Bouygues a par exemple installé un nouveau serveur qui, grâce à la reconnaissance vocale, identifie automatiquement l'objet de l'appel et le dirige ensuite « par thématiques » vers le bon agent. Le logiciel, conçu par l'américain Salesforce, affiche également les meilleurs forfaits téléphoniques correspondant au profil de l'abonné. Les 4.000 téléconseillers de Bouygues Telecom n'ont ensuite plus qu'à en faire la promotion de vive voix lors de l'appel.

L'opérateur de Martin Bouygues expérimente aussi la solution d'Afiniti sur les appels à plus haute valeur ajoutée. Cette start-up américaine utilise un algorithme pour mettre en relation un client avec le téléconseiller le plus susceptible de « bien s'entendre » avec lui, ou le plus à même de répondre à sa demande. A la clef, une augmentation de 4 à 6 % du revenu pour les opérateurs télécoms qui utilisent cet outil, selon Afiniti.

Grâce à ces solutions, Bouygues Telecom dit avoir réduit d'un tiers le nombre d'appels reçus en quatre ans. Aujourd'hui, l'opérateur gère encore 2 millions de coups de fil par mois. Soit autant que SFR mais moins qu'Orange, avec 2,5 millions. Free, de son côté, ne communique aucun chiffre sur ce sujet sensible pour les opérateurs. L'an dernier, le groupe a essuyé une polémique sur les pratiques sociales au sein de l'un de ses centres d'appels à Colombes , Mobipel, qu'il a depuis cédé au spécialiste italien Comdata.

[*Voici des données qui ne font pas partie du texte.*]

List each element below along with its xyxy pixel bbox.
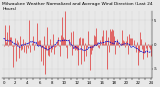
Text: Milwaukee Weather Normalized and Average Wind Direction (Last 24 Hours): Milwaukee Weather Normalized and Average… [2, 2, 153, 11]
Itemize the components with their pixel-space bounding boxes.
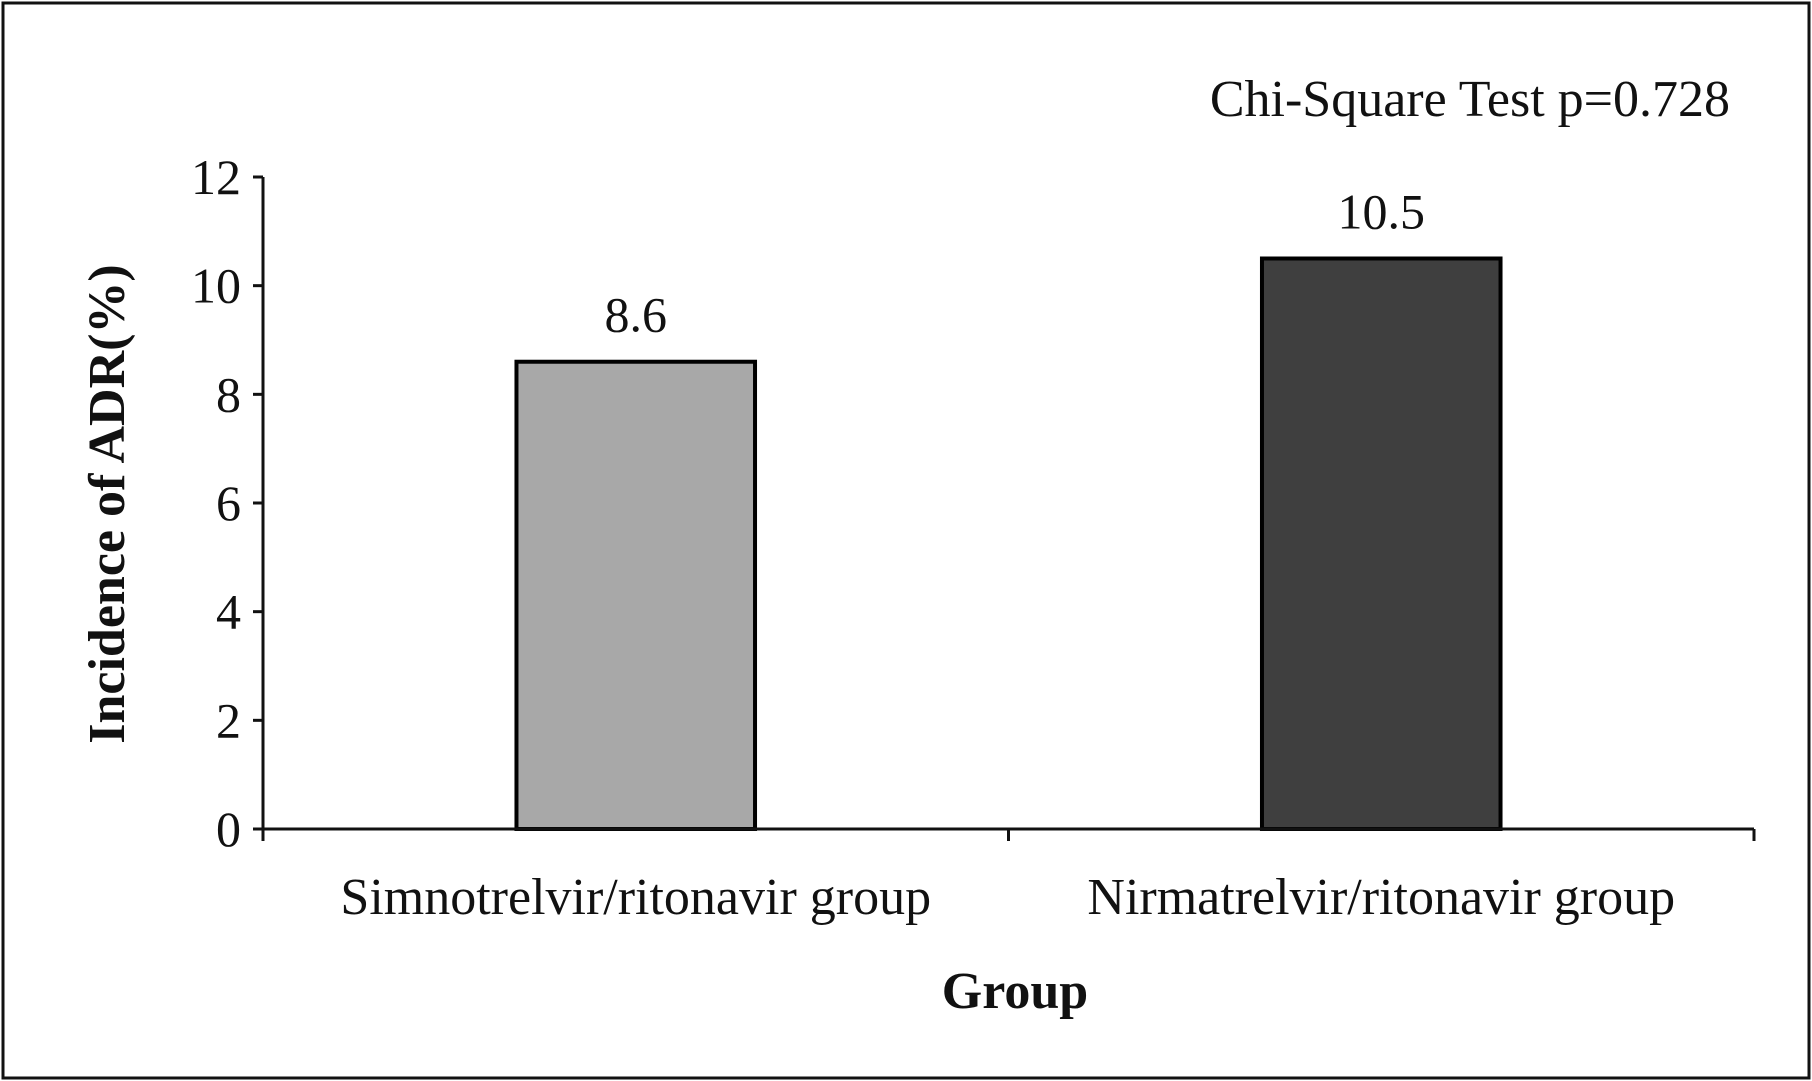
y-tick-label: 10 (191, 258, 241, 314)
x-category-label-1: Simnotrelvir/ritonavir group (340, 869, 931, 926)
y-axis-ticks: 0 2 4 6 8 10 12 (191, 149, 263, 857)
y-axis-title: Incidence of ADR(%) (79, 264, 136, 744)
x-axis-ticks: Simnotrelvir/ritonavir group Nirmatrelvir… (261, 829, 1756, 926)
y-tick-label: 4 (216, 584, 241, 640)
y-tick-label: 6 (216, 475, 241, 531)
bar-1 (514, 359, 758, 831)
annotation-chi-square: Chi-Square Test p=0.728 (1210, 71, 1730, 128)
y-tick-label: 12 (191, 149, 241, 205)
y-tick-label: 2 (216, 692, 241, 748)
bars (514, 256, 1503, 831)
data-labels: 8.6 10.5 (605, 184, 1426, 343)
y-tick-label: 8 (216, 366, 241, 422)
x-axis-title: Group (942, 963, 1088, 1020)
data-label-2: 10.5 (1338, 184, 1426, 240)
y-tick-label: 0 (216, 801, 241, 857)
x-category-label-2: Nirmatrelvir/ritonavir group (1087, 869, 1675, 926)
bar-2 (1259, 256, 1503, 831)
data-label-1: 8.6 (605, 287, 668, 343)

Schématiquement, le service clients peut être réalisé en interne ou - et ce n'est pas toujours très bien perçu par les salariés - en externe par des prestataires comme Intelcia , le géant marocain du service clients (25 call centers dans 8 pays) qui gère depuis peu 65 % du service clients de SFR, par exemple. Les opérateurs peuvent également panacher. C'est le cas de Bouygues Telecom, qui travaille aussi avec des prestataires à Madagascar et au Maghreb.

Détecter l'état émotionnel

« L'étape ultime, ça sera la compréhension en temps réel de la conversation par l'intelligence artificielle, ce qui permettra de pousser les bons outils au bon moment. Les attentes des clients évoluent : pas d'attente, réponses personnalisées, solutions immédiates. Les conseillers doivent faire toujours plus, il faut donc les aider, explique Alain Angerame, directeur de l'expérience client chez Bouygues Telecom. Par ailleurs, la relation client fait un retour en force dans les télécoms.Après l'arrivée de Free sur le mobile en 2012, le prix est devenu l'unique étalon de mesure du marché. Mais, aujourd'hui, il y a clairement le besoin de retrouver de la différence. »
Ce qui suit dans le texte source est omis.